SU TESİSATÇISI MANTIĞINA ELEŞTİREL BİR BAKIŞ -1-
KALP KRİZİ RİSKİNİZİ EN ÇOK NE ARTTIRIYOR?
DAMAR SERTLİĞİ MİKTARI MI, DAMAR DARLIĞI DERECESİ Mİ ?
Bu ve bundan sonraki birkaç iletide yakın zaman önce halka açık bir toplantıda gerçekleştirdiğim ve çok önemli olduğunu düşündüğüm bir konuda yaptığım bir konuşmadan bazı notları sizlere sunacağım. Bu benim hakikaten çok önemsediğim bir konu; çünkü bu konuda sadece genel toplum kitlesinin değil pek çok hekimin de kafasının karışık olduğunu biliyorum.
Bilindiği üzere, kalp ve damar hastalıkları konusunda son 50 yılda yaşanan olağanüstü gelişmeler, bir zamanlar elimizin kolumuzun bağlı olduğu devasa bir hastalık sürecinin yönetiminde hekimlerin eline çok büyük olanaklar sağladı. Sadece şunu gözlerinizin önüne getirin: Kurucu önderimiz Atatürk’ün 1920’li yılların sonunda ve 1930’lu yıllarda kalp krizi geçirdiği bilinir. Şöyle bir düşündüğümüzde, bugün modern tıpta kullandığımız ilaç ve işlemlerden sadece aspirinin o günlerde mevcut olduğu ancak onun da kalp damar hastalıklarında kullanımının faydalı olduğuna dair çalışmaların çok sonraları ortaya çıkmış olmasından dolayı o gün için ulu öndere verilmediğinden emin olabilirsiniz. Aynı durum, diğer dünya liderleri için de söz konusu. Örneğin ABD başkanı Roosevelt’in geçirdiği beyin kanamasından dolayı 1945 yılında ölümünden aylar yıllar önceki tansiyon takiplerine modern bir hekim gözüyle bakarsanız, niye bu değerlere müdahale edilmemiş diye saçınızı başınızı yolarsınız ama elbette biliyoruz ki o zamanlar hem hipertansiyonun önemi bugünkü gibi yeterince kavranamamıştı hem de elde olan ilaçlar yeterli etkinliğe sahip değillerdi.
Kalp ve beyin damar hastalıklarında son 50 yılda gerçekleştirilen devrimsel gelişmelerin kapısını açan öncü kişiler gönderideki fotoğraflardan ilkinde berberce poz vermiş olan Dr. Mason Jones ve Dr. Rene Favaloro.

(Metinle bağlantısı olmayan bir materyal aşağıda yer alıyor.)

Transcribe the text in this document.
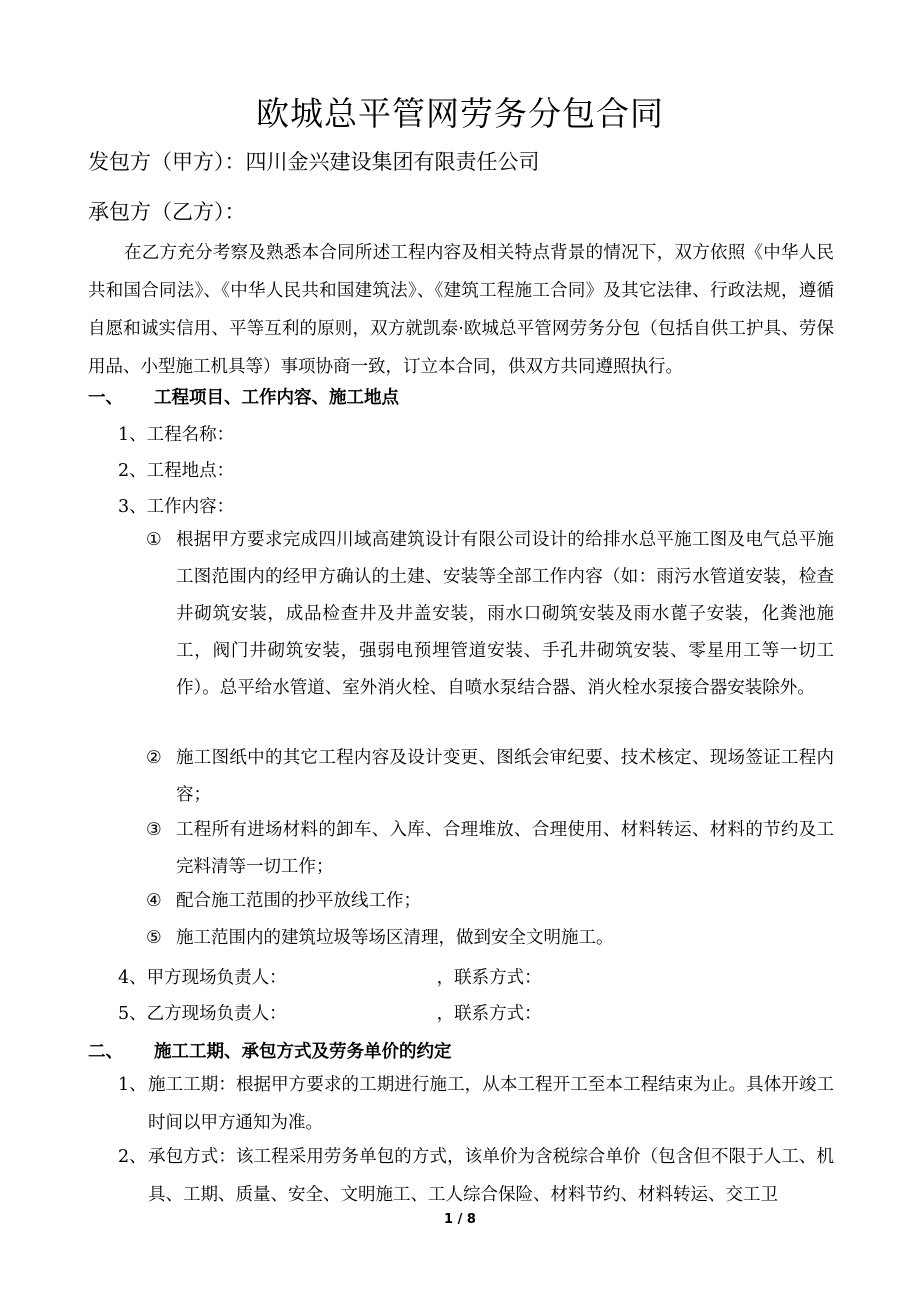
欧城总平管网劳务分包合同
发包方（甲方）：四川金兴建设集团有限责任公司
承包方（乙方）：
在乙方充分考察及熟悉本合同所述工程内容及相关特点背景的情况下，双方依照《中华人民共和国合同法》、《中华人民共和国建筑法》、《建筑工程施工合同》及其它法律、行政法规，遵循自愿和诚实信用、平等互利的原则，双方就凯泰·欧城总平管网劳务分包（包括自供工护具、劳保用品、小型施工机具等）事项协商一致，订立本合同，供双方共同遵照执行。
一、 工程项目、工作内容、施工地点
1、工程名称：
2、工程地点：
3、工作内容：
① 根据甲方要求完成四川域高建筑设计有限公司设计的给排水总平施工图及电气总平施工图范围内的经甲方确认的土建、安装等全部工作内容（如：雨污水管道安装，检查井砌筑安装，成品检查井及井盖安装，雨水口砌筑安装及雨水蓖子安装，化粪池施工，阀门井砌筑安装，强弱电预埋管道安装、手孔井砌筑安装、零星用工等一切工作）。总平给水管道、室外消火栓、自喷水泵结合器、消火栓水泵接合器安装除外。
② 施工图纸中的其它工程内容及设计变更、图纸会审纪要、技术核定、现场签证工程内容；
③ 工程所有进场材料的卸车、入库、合理堆放、合理使用、材料转运、材料的节约及工完料清等一切工作；
④ 配合施工范围的抄平放线工作；
⑤ 施工范围内的建筑垃圾等场区清理，做到安全文明施工。
4、甲方现场负责人：	，联系方式：
5、乙方现场负责人：	，联系方式：
二、 施工工期、承包方式及劳务单价的约定
1、 施工工期：根据甲方要求的工期进行施工，从本工程开工至本工程结束为止。具体开竣工时间以甲方通知为准。
2、 承包方式：该工程采用劳务单包的方式，该单价为含税综合单价（包含但不限于人工、机具、工期、质量、安全、文明施工、工人综合保险、材料节约、材料转运、交工卫
1 / 8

Sones 30 Ekim 1958 yılında ilk koroner anjiyografi görüntülemesini yapan kişi; Favaloro da bir başka inanılmazı gerçekleştiren yani Mayıs 1967’de ilk koroner bypass ameliyatını yapan ünlü Arjantinli hekim.
2. fotoğraftaki karayağız bıyıklı delikanlı ise biz kardiyologların adeta bir şimal yıldızı olarak gördüğü Dr. Andreas Grüntzig; 16 Eylül 1977’de ilk koroner anjiyoplasti (daralmış olan kalp damarını balon ile açma) işlemini gerçekleştiren kişi.
Bu devrimsel başarıları gerçekleştiren kişiler ve takipçilerinin hayati öneme sahip bu prosedürleri üzerine inşa ettikleri dayanak noktası bizim bugün iskemi veya stenoz hipotezi ismini verdiğimiz ve daha sonraki gönderilerde niye artık değiştirilmesi gerektiğini düşündüğümü açıklayacağım paradigma idi.
Bu hipotezi kısaca özetlemek için şunları söyleyebilirim: İskemi, kalp damarlarındaki kan akımının azalmasının kalp kası (miyokard) üzerindeki etkisi; stenoz da damardaki darlığa verilen isim. Bu kavram kalp damarlarındaki darlıkların efor sırasında iskemi yaratıp, göğüs ağrısı oluşturduğunun tespit edilmesiyle ortaya konulmuş bir mekanizmayı tanımlıyor. Bölgesel kısmi darlıkları herhangi bir soruna yol açmadan önce tespit etmek için teknolojiyi kullanmak akla uygun bir seçenek gibi geliyor; çünkü böyle bir darlığı öncesinde tespit edersek; bir kardiyolog stent takarak ya da bir cerrah bypass yaparak kalp krizi veya ani ölüm gibi hayati riskleri ortadan kaldırabilir diye düşünülüyor.
Peki, üzerinde çalışma yapılmaya gerek görülmeyecek kadar mantıklı duran bu hipotezin tarihsel süreçteki serüveni nasıl seyretmiş? Bu konuyu da daha sonraki gönderilerimde ele alacağım.